I had written that it was partially back online two days ago after being offline for 78 days while it was dumping Seattle/s raw sewage into Puget Sound. Yesterday, The Seattle Times published an in-depth analysis of what actually happened:
A disaster years in the making
As Emily Carlson frantically tried to outrun the rushing and rising brown water, the operator-in-training at the West Point wastewater-treatment plant fell waist deep into a tank. Injured, in pain and frightened, she struggled to stand. Then she went into shock. It was shortly after 2:30 a.m.
Not long before, lights had flickered in the plant. Several alarms alerted supervisor Charles Wenig that four critical pumps that push treated wastewater out of the plant had choked. Maximum flows were surging in from all over Seattle and beyond, after days of steady but not record-breaking rain.
Precious minutes ticked by as wastewater poured in, and two men on Wenig’s crew kept working to restart the pumps.

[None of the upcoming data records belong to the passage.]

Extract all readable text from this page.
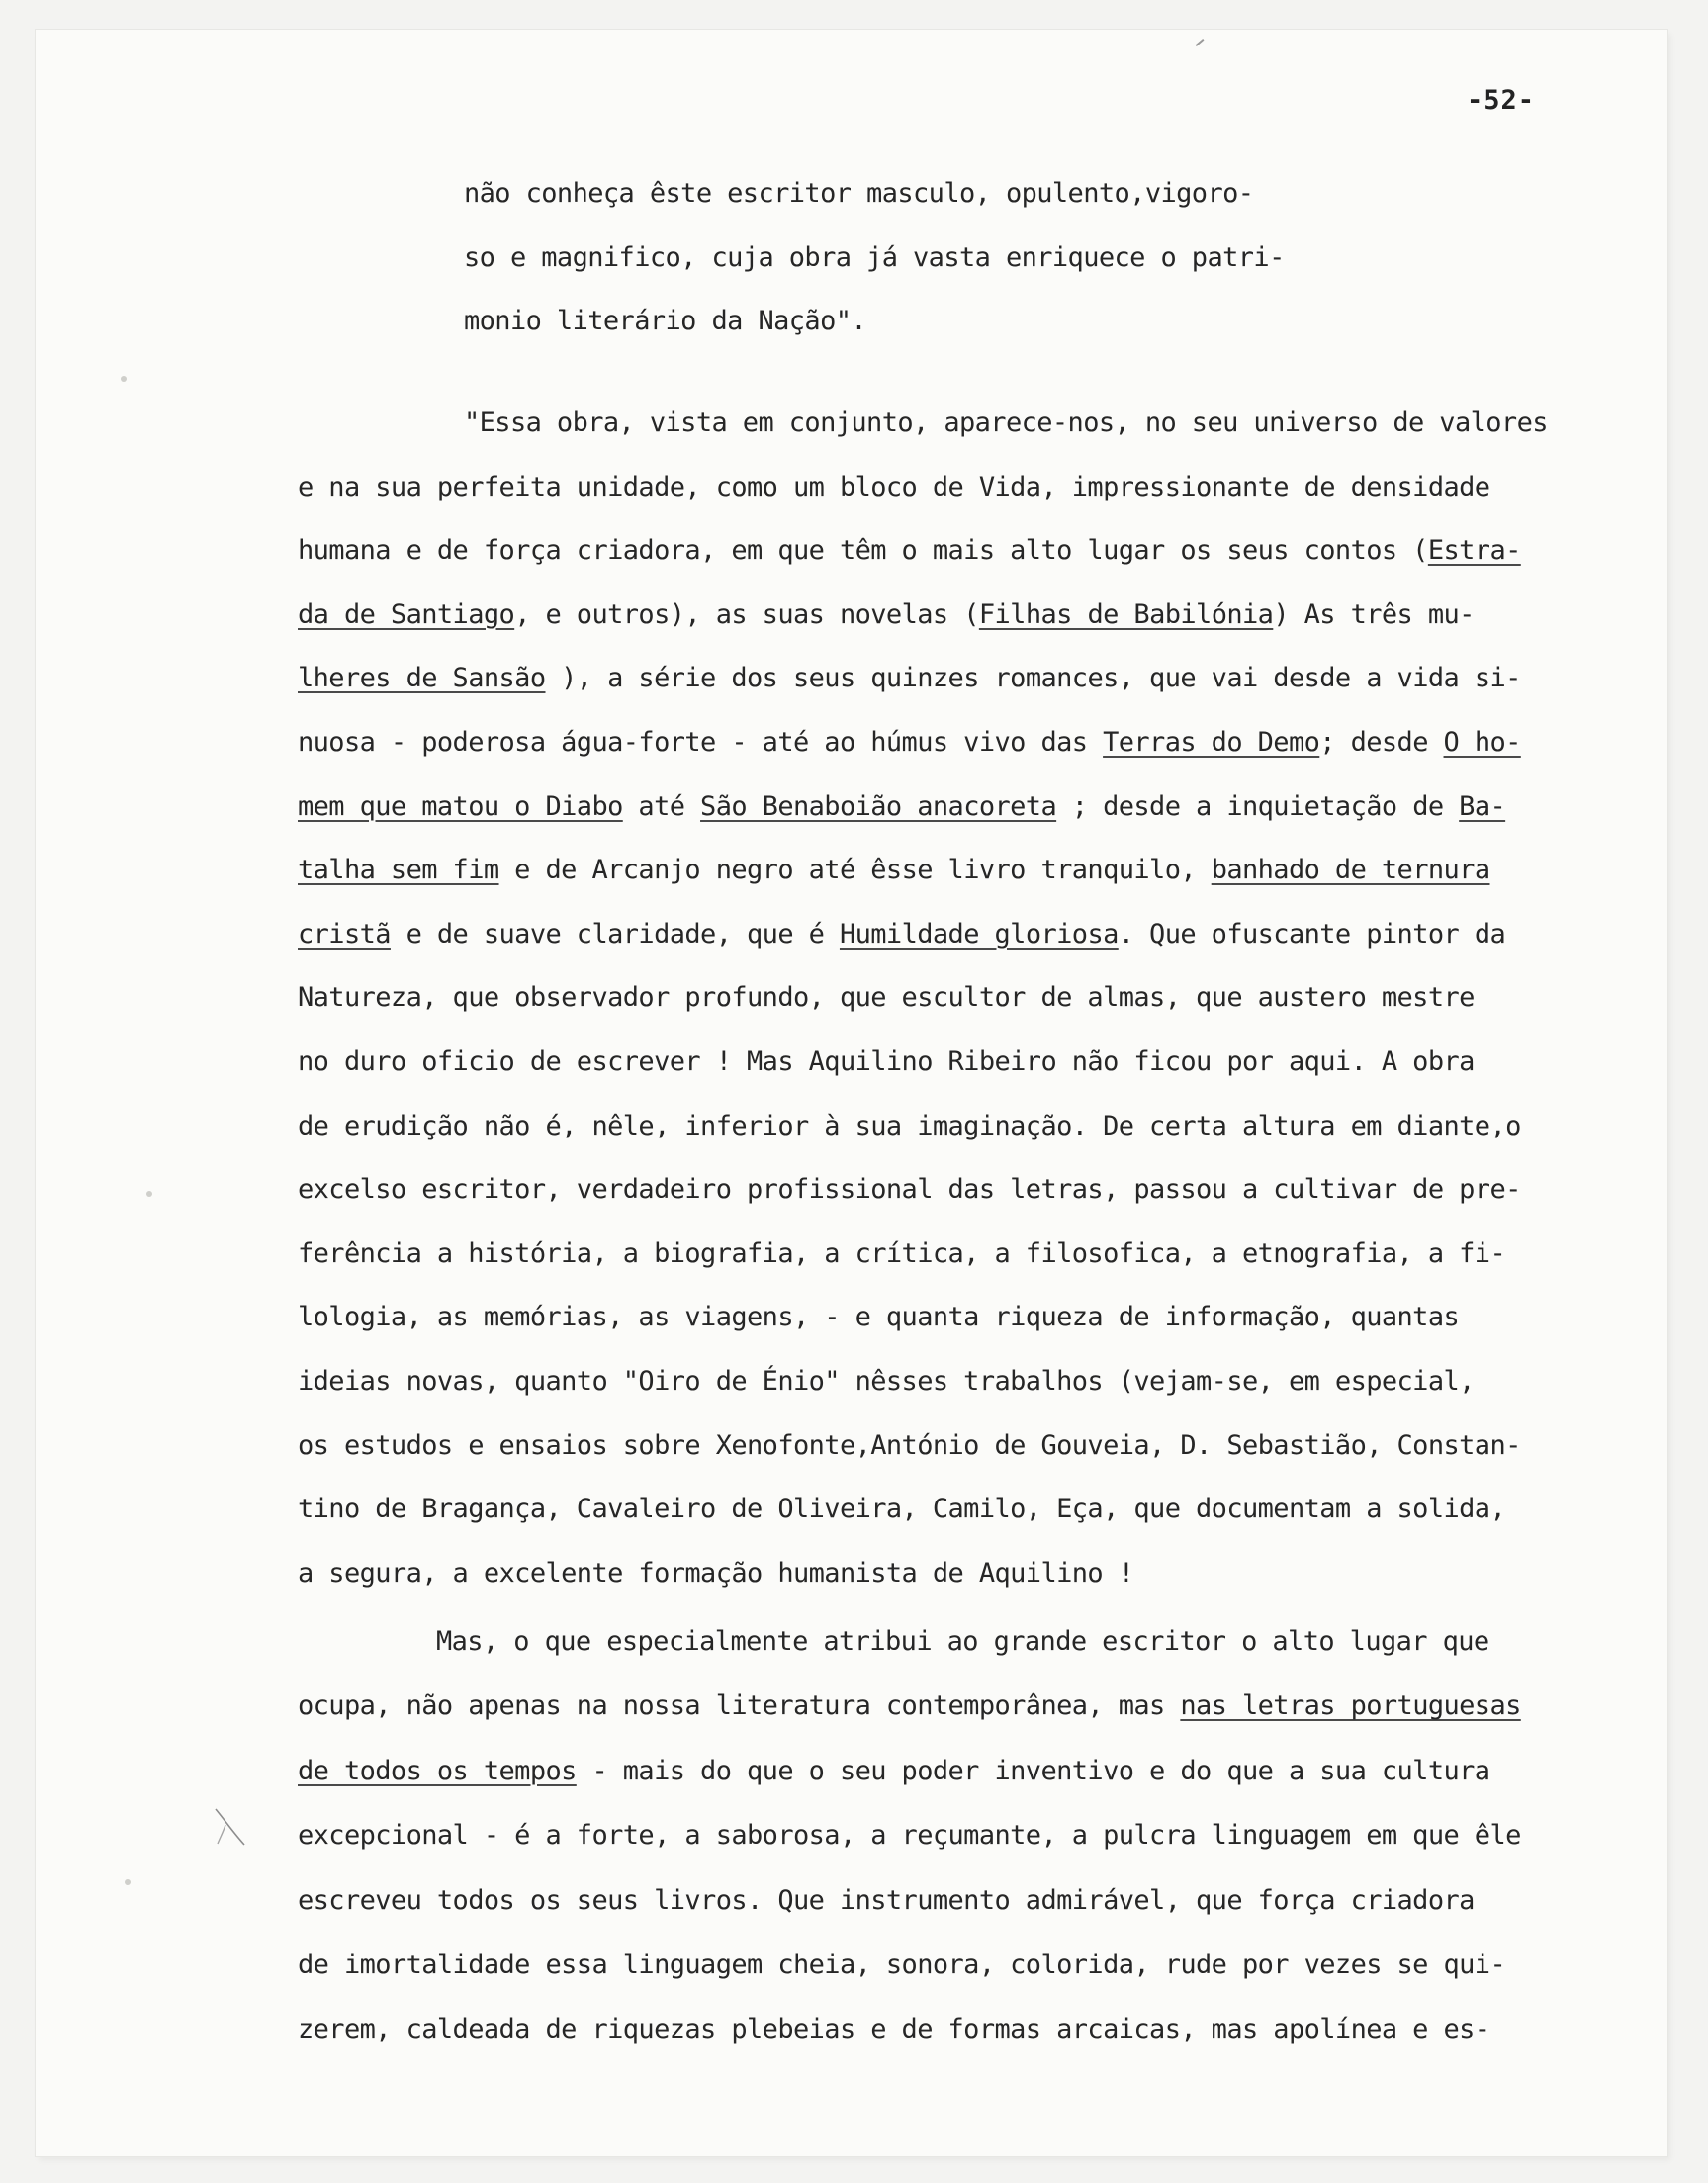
-52-
não conheça êste escritor masculo, opulento,vigoro-
so e magnifico, cuja obra já vasta enriquece o patri-
monio literário da Nação".
"Essa obra, vista em conjunto, aparece-nos, no seu universo de valores
e na sua perfeita unidade, como um bloco de Vida, impressionante de densidade
humana e de força criadora, em que têm o mais alto lugar os seus contos (Estra-
da de Santiago, e outros), as suas novelas (Filhas de Babilónia) As três mu-
lheres de Sansão ), a série dos seus quinzes romances, que vai desde a vida si-
nuosa - poderosa água-forte - até ao húmus vivo das Terras do Demo; desde O ho-
mem que matou o Diabo até São Benaboião anacoreta ; desde a inquietação de Ba-
talha sem fim e de Arcanjo negro até êsse livro tranquilo, banhado de ternura
cristã e de suave claridade, que é Humildade gloriosa. Que ofuscante pintor da
Natureza, que observador profundo, que escultor de almas, que austero mestre
no duro oficio de escrever ! Mas Aquilino Ribeiro não ficou por aqui. A obra
de erudição não é, nêle, inferior à sua imaginação. De certa altura em diante,o
excelso escritor, verdadeiro profissional das letras, passou a cultivar de pre-
ferência a história, a biografia, a crítica, a filosofica, a etnografia, a fi-
lologia, as memórias, as viagens, - e quanta riqueza de informação, quantas
ideias novas, quanto "Oiro de Énio" nêsses trabalhos (vejam-se, em especial,
os estudos e ensaios sobre Xenofonte,António de Gouveia, D. Sebastião, Constan-
tino de Bragança, Cavaleiro de Oliveira, Camilo, Eça, que documentam a solida,
a segura, a excelente formação humanista de Aquilino !
Mas, o que especialmente atribui ao grande escritor o alto lugar que
ocupa, não apenas na nossa literatura contemporânea, mas nas letras portuguesas
de todos os tempos - mais do que o seu poder inventivo e do que a sua cultura
excepcional - é a forte, a saborosa, a reçumante, a pulcra linguagem em que êle
escreveu todos os seus livros. Que instrumento admirável, que força criadora
de imortalidade essa linguagem cheia, sonora, colorida, rude por vezes se qui-
zerem, caldeada de riquezas plebeias e de formas arcaicas, mas apolínea e es-
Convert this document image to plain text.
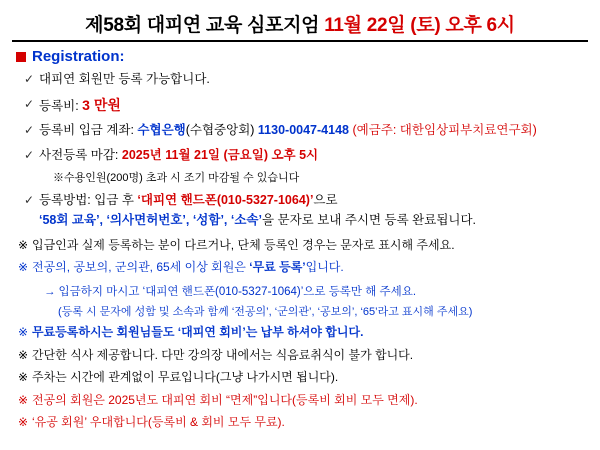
제58회 대피연 교육 심포지엄 11월 22일 (토) 오후 6시
Registration:
✓ 대피연 회원만 등록 가능합니다.
✓ 등록비: 3 만원
✓ 등록비 입금 계좌: 수협은행(수협중앙회) 1130-0047-4148 (예금주: 대한임상피부치료연구회)
✓ 사전등록 마감: 2025년 11월 21일 (금요일) 오후 5시
※수용인원(200명) 초과 시 조기 마감될 수 있습니다
✓ 등록방법: 입금 후 ‘대피연 핸드폰(010-5327-1064)’으로
‘58회 교육’, ‘의사면허번호’, ‘성함’, ‘소속’을 문자로 보내 주시면 등록 완료됩니다.
※ 입금인과 실제 등록하는 분이 다르거나, 단체 등록인 경우는 문자로 표시해 주세요.
※ 전공의, 공보의, 군의관, 65세 이상 회원은 ‘무료 등록’입니다.
→ 입금하지 마시고 ‘대피연 핸드폰(010-5327-1064)’으로 등록만 해 주세요.
(등록 시 문자에 성함 및 소속과 함께 ‘전공의’, ‘군의관’, ‘공보의’, ‘65’라고 표시해 주세요)
※ 무료등록하시는 회원님들도 ‘대피연 회비’는 납부 하셔야 합니다.
※ 간단한 식사 제공합니다. 다만 강의장 내에서는 식음료취식이 불가 합니다.
※ 주차는 시간에 관계없이 무료입니다(그냥 나가시면 됩니다).
※ 전공의 회원은 2025년도 대피연 회비 “면제”입니다(등록비 회비 모두 면제).
※ ‘유공 회원’ 우대합니다(등록비 & 회비 모두 무료).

They were counting on equipment and systems elsewhere to protect the plant from a flood on a wet-weather night. But for more than a half-hour, at least 15 million gallons of untreated wastewater — including raw sewage — swamped the plant, pouring down stairs, smashing doors, flooding tunnels and hallways, and drowning millions of dollars of equipment as employees fled.
The Seattle Times, through interviews and reviewing more than 7,000 documents, found errors in judgment, poor communication, a lack of training, equipment failures and faulty maintenance led to the disastrous flood at West Point on Feb. 9.
Very well written - the culprit was a poor design of float switch used to measure water level. All eight of them failed in the same way. They had been identified as a very weak point in 2000 when they first failed. In 2004, it was recommended that they be tested regularly - this was not done. In 2008, they were found to be not functional - they were repaired but not replaced.